My single mom is well off. I’m single and living abroad. My siblings are all married with children. One of my siblings (sister) lives abroad.

Whenever I visit my country, I bring a lot of expensive gifts for mom, my siblings, their spouses, and their children. My siblings give me gift money far less than what they received. My mom gives me generous gift money.

In the last visit, I gave her a full set of iPad (iPad+cover+pencil+protector all in Apple brand) but she gave it to one of my brothers. She also told me that I should give another one to my other brother in the next visit.

The sister who lives abroad doesn’t spend money on the gifts when she visits. My mom gives the same amount of gift money to her.
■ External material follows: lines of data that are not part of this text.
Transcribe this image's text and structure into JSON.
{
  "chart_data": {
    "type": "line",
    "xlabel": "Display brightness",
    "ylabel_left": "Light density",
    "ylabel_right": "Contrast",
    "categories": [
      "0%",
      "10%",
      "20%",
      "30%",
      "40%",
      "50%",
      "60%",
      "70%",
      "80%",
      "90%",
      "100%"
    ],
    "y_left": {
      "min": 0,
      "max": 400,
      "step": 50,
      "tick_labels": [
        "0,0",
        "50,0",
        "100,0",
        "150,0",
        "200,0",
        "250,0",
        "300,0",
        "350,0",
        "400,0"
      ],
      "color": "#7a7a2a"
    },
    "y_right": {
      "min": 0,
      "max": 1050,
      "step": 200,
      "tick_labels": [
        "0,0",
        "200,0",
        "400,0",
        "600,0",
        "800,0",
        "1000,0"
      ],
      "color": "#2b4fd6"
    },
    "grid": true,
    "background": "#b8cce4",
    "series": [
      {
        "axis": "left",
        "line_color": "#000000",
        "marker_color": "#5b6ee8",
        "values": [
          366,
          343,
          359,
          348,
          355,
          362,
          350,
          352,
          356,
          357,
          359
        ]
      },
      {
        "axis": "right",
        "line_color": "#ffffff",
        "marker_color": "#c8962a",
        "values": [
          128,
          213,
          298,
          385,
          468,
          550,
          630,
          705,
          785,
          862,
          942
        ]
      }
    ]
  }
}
I calculated and I felt unfair. Why am I the person always giving? Why am I given the same amount of gift money? If I don’t give gifts, then I would save more money for myself from mom’s gift money.

I complained about this to my mom: It’s unfair. Why am I always a giver, and even asked to give more, compared that my sister doesn’t spend money.

My mom said, “Why do you compare you and your sister? Why do you calculate things? If you don’t want to, then you shouldn’t give things. Nobody asked you. I always talk to my friends about the gifts you gave me but I didn’t know you are so petty to calculate things like this.”

I don’t know. I feel unfair and wrong. Why is this?

8 comments
  1. I agree with mom. You made the decision to buy gifts on your own. It was never a deal that both you and your sis should do so. So yes, stop comparing how she spends her gift money.
    If you want to buy cheaper gifts, go for it and tell them you don’t have money

  2. You didnt need to give them gifts and they dont need to get you anything either

    It does sound like gift giving is a love language of yours and you are perceiving the monetary value of what you receive in some conflation of how much they value you or even that by virtue of your familial relationship that you are owed a certain displayed amount

    Maybe remeber that people show love in different ways, and that this isn’t a reflection on their thoughts about you or your relationship

  3. It’s really cool that you are giving everybody nice gifts. But generaly speaking, you shouldn’t expect ANYTHING in return. It might be hard at first, but if you get to the right mindset you will be happy with receiving anything all. Also, think about your sister. Maybe she isn’t making as much money as you do? Maybe she is struggling not only with money, but also with the fact that you provide more to the family than she does. I live in different culture so I cannot fully understand your problem, but in mine simple and honest “Thank you” is enough to balance out the money I spent on such gift.

  4. think about whether or not the person receiving them will use them. Your mom is probably not too techy so she probably won’t use them, she’d rather give it to your sibling who is much younger than her.

    Buy less expensive gifts if you want, don’t think about the price tag.

  5. It is time to buy less or no stuff for your family. I mostly agree with your mom and others commenting about it being your decision.

    However, the bit about your mom wanting you to buy more stuff for your other brother makes me wonder if there is at least some entitlement going on with your family. If you decide to give less to your family, be prepared for some pushback from them.

    Also, as someone who didn’t have kids, I have learned that some people have the attitude that until you have kids, your stuff is everyone’s stuff and feel they have a claim on it. Is that happening here?